Tidak hanya umat Islam di Jakarta yang mengikuti Aksi 212 pada tahun lalu, namun berbagai umat Islam dari penjuru wilayah nusantara datang dan bersatu ke Jakarta untuk membela agama mereka.
Setelah Aksi 212 dan aksi-aksi serupa selanjutnya yang memperjuangkan Islam, sejumlah ulama mengalami kriminalisasi dan persekusi. Kaum muslimin secara umum dibatasi ruang gerak dakwah mereka hanya seputar masalah ibadah, bila ada sejumlah kaum muslimin atau ormas yang mencoba mengkritik penguasa maka akan diberi lebel radikal. Tak ayal pula, diskriminasi terhadap umat Islam semakin nyata dengan adanya pembubaran ormas beberapa bulan lalu. Hal ini tentu, membuat umat Islam semakin marah atas sikap pemerintah yang dinilainya begitu otoriter dan sengaja mendiskriminasi umat Islam.
Setelah adanya peristiwa-peristiwa akbar yang tetap tak berbekas pada benak umat Islam itu, pemerintah seolah tak pernah berhenti ulahnya dalam upaya penghentiannya atas adanya seruan dan aksi nyata umat Islam dalam menyebarkan kebaikan.
Pasalnya, mereka telah dengan paksa melakukan persekusi pengajian, kriminalisasi simbol Islam, upaya pemecah belahan ukhuwah Islam, dll. Hal itu tentu senantiasa terus menggores hati umat Islam. Sehingga dengan keberanian yang kuat dan tekad yang bulat, umat Islam kembali muncul di mata masyarakat dengan aksinya yang disebutnya sebagai Reuni Alumni 212 yang telah diadakan Sabtu, 2 Desember 2017. Di hari yang sama dan di bulan yang sama.

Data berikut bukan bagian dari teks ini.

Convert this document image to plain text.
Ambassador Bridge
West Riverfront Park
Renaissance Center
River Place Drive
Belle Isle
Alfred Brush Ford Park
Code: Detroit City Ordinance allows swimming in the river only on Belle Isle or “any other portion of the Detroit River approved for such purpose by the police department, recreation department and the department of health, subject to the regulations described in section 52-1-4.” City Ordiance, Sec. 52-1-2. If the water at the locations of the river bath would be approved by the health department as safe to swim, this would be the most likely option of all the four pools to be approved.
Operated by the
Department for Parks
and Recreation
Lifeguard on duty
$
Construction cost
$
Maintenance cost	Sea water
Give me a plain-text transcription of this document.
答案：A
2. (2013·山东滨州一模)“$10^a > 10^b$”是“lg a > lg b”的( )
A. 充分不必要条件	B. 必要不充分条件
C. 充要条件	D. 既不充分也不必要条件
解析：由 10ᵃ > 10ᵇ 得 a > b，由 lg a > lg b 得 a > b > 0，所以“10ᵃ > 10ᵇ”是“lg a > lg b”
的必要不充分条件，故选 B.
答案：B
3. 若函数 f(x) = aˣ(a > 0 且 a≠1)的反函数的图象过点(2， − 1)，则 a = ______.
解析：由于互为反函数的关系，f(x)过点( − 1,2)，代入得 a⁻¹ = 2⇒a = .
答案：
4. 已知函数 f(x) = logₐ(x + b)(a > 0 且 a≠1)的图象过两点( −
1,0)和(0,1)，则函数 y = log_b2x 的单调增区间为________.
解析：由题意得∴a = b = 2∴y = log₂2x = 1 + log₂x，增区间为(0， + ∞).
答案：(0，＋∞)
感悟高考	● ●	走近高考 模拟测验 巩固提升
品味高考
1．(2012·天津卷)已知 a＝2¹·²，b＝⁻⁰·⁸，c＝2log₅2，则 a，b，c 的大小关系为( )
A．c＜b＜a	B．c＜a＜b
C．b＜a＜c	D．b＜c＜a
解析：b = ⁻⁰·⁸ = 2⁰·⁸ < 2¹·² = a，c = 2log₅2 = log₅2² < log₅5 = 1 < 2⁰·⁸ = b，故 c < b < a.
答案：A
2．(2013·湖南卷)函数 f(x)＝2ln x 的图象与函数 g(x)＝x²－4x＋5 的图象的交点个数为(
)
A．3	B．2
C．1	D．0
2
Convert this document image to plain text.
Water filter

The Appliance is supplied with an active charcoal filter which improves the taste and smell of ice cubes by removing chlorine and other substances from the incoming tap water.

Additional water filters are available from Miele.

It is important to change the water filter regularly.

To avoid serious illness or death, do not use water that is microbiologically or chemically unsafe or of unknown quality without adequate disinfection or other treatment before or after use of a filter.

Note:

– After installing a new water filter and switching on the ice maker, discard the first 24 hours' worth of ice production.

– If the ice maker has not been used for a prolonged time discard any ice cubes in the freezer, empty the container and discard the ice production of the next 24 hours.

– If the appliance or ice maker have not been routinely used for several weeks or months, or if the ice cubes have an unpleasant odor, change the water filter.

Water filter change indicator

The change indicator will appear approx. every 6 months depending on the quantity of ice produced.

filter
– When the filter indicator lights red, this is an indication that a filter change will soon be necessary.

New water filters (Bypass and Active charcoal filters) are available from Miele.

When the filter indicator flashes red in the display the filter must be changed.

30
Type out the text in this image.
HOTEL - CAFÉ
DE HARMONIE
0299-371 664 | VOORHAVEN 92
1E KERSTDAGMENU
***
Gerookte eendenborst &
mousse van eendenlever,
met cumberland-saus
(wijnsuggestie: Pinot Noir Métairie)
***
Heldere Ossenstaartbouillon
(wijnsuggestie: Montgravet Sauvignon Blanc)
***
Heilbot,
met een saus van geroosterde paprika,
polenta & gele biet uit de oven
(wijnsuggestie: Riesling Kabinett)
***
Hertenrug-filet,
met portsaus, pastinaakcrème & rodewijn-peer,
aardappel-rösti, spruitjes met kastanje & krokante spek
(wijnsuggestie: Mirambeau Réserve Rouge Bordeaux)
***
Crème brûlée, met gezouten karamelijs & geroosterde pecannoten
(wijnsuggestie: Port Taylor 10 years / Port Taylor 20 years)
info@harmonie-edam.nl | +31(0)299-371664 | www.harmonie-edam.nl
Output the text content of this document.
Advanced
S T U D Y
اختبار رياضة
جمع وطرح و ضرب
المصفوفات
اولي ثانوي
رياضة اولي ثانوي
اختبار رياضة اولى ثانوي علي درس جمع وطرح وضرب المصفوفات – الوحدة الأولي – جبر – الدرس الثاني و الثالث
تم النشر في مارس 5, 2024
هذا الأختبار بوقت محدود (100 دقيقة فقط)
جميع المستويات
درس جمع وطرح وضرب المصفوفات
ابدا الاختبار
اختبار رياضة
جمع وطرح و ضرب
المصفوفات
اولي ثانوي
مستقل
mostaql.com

Atas dasar inilah, sebenarnya umat Islam kembali menunjukkan pemeliharaannya atas eksistensinya. Umat Islam harus menyamakan frekuensi dalam menghadapi situasi terkini yang dimobilisasi tokoh-tokoh umat alumni 212. Walaupun banyak pihak yang menganggap hal ini sebagai sarat agenda politik (dukung-mendukung calon untuk politik 2019), sungguh apa yang ada di balik hati para tokoh umat bukanlah demikian. Justru, mereka dengan berbaik hati menunjukkan kesolidaritasannya akan kepedulian mereka terhadap persoalan yang menimpa umat. Mereka dengan ikhlas bersedia menunjukkan pembelaannya terhadap Islam yang tidak mudah diremehkan.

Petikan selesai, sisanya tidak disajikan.